You were scammed sadly.. topline is rough, not a "moon" of any type and their scaling is so thick they are starting to lose their eyes. 

I just purchased today 2 pure true white HMPK/HM pair for $30 that is from a line of show quality fish.. female and male both smoothe topline and both 180* spread.. purchased from an American shop who gets them direct from IBC show judge breeders in Thailand so I skip transhipper fees.. high quality fish that are beautiful don't have to be expensive. Just have to take the time to look around, don't grab what you first see.. find reliable places/breeders and work out deals, etc. 

These are great pet fish, whites are very pretty.. but what happens is with poor stock, or issues such as the eyes and fin type, you decrease the amount of potential buyers.. People who want pets will want to pay less for the fish, and tend to only get one.. possibly two to make shipping worth it. But a big section of the people who are willing to spend money, and who are willing to buy multiples are breeders and showers. 

So, if you are aware that you may have to cull a bunch due to the scaling over the eyes, and you may not sell as many because not a big fan base for deltas, nor are they worth as much.. then go for it. Good practice at breeding/raising fry. But in the future make sure to shop around, find other places to purchase from, breeders, etc.. Facebook has many clubs/groups out there with breeders who often sell for cheap.


----------



## MrVampire181 (May 12, 2009)

There's no such thing as a full moon. It doesn't exist. A full halfmoon spread might be what they're referring to.


----------



## MattsBettas (Dec 18, 2012)

You can't really trust the supplier, only your own eyes. If he has a half moon spread, he's halfmoon. There is no such thing as full moons. And I understand that this is the best you can get, but honestly, I have pet store bettas that I would breed before these ones, out of concern about deformities. Look at my avatar. A defect free, perfectly colored plakat that I got for five dollars at the pet store. Any updates on the spawn?


----------



## MrVampire181 (May 12, 2009)

Every fish has flaws but these fish I wouldn't even charge for. I'd just give em away as a pet.


----------



## trilobite (May 18, 2011)

And chances are that they are siblings so that will further increase your odds of deformities popping up in the next generation. If I was you Id find a nice balanced hm male and use your female on that. Otherwise you may end up with a tank full of culls.


----------



## Myates (Aug 2, 2011)

The female isn't half bad, body wise.. and you can improve any fin issues in a couple/few generations. Be careful if you get another dragon to not cause that scaling issue. 

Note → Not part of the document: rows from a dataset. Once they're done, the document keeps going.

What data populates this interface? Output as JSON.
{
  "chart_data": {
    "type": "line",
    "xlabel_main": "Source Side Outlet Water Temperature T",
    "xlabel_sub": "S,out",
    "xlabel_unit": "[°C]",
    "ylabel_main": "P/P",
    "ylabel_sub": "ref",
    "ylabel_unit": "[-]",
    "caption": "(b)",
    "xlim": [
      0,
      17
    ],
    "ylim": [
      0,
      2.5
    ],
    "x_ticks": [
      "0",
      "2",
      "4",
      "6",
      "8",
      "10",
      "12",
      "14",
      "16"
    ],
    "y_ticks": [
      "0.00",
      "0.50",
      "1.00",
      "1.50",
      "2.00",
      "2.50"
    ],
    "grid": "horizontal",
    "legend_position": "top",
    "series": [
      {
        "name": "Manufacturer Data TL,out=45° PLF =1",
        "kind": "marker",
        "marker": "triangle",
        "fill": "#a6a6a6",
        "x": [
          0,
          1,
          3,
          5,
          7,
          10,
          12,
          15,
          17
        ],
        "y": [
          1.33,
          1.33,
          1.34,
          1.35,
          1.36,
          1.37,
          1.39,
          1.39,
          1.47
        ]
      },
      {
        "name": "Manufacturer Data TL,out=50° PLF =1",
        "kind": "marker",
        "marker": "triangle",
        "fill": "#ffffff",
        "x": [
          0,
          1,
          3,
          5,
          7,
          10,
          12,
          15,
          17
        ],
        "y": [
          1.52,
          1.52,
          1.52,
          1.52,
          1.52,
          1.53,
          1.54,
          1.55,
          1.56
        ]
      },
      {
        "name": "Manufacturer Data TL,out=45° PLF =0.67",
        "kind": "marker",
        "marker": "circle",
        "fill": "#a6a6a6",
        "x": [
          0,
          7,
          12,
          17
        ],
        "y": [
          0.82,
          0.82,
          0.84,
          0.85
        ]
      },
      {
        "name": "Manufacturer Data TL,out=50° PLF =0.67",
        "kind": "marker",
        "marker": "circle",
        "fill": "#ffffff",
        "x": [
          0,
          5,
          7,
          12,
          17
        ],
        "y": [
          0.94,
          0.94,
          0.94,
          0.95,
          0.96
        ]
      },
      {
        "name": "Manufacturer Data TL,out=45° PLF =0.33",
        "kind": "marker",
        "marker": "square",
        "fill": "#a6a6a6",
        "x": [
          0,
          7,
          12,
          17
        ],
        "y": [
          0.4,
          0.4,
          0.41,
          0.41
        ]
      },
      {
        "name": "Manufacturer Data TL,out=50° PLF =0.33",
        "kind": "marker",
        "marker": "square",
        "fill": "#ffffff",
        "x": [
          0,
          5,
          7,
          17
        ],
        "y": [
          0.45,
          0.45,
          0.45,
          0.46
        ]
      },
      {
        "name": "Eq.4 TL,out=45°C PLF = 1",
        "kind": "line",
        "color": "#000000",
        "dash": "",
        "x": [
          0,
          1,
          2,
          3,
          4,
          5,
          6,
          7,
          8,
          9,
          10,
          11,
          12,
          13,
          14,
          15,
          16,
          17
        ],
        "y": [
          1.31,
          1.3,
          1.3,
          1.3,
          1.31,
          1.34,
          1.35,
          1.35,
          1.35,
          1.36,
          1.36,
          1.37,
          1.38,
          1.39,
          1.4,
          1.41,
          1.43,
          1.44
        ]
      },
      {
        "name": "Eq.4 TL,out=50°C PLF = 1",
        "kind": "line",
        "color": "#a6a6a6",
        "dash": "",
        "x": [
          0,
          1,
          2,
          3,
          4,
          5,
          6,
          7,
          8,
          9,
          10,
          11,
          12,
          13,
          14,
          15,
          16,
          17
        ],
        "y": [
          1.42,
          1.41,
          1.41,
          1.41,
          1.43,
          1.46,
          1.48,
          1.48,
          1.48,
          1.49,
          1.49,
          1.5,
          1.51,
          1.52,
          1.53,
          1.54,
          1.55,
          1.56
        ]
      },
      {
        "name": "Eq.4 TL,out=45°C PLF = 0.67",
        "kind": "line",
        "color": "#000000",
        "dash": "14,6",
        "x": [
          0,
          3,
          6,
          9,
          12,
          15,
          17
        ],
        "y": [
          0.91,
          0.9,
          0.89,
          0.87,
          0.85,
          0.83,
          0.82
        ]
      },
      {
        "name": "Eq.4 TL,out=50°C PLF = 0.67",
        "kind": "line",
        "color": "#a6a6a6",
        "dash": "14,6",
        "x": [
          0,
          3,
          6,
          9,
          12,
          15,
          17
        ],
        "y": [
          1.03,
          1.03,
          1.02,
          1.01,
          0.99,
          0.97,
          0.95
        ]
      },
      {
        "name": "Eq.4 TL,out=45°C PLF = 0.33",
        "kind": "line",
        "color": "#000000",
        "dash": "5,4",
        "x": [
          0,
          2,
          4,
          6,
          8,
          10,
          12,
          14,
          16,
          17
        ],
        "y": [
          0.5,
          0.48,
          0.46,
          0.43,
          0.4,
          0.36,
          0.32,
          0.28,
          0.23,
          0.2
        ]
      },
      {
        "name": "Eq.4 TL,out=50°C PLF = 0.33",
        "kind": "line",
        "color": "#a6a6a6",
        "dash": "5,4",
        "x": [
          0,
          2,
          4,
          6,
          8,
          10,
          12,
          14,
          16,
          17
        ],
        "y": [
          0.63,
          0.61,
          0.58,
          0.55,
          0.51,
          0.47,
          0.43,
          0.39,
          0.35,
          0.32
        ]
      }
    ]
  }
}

Just feel bad you got ripped off.. we all see pretty fish we want.. trust me, today there were a couple dozen I wanted but limited myself to one box - 6 fish and that was very hard  
Just know what you want and go for it.. but always choose wisely, and double look at the fish. I'd research some to see what it is to look for when selecting breeding stock. May help you save money in the future.


----------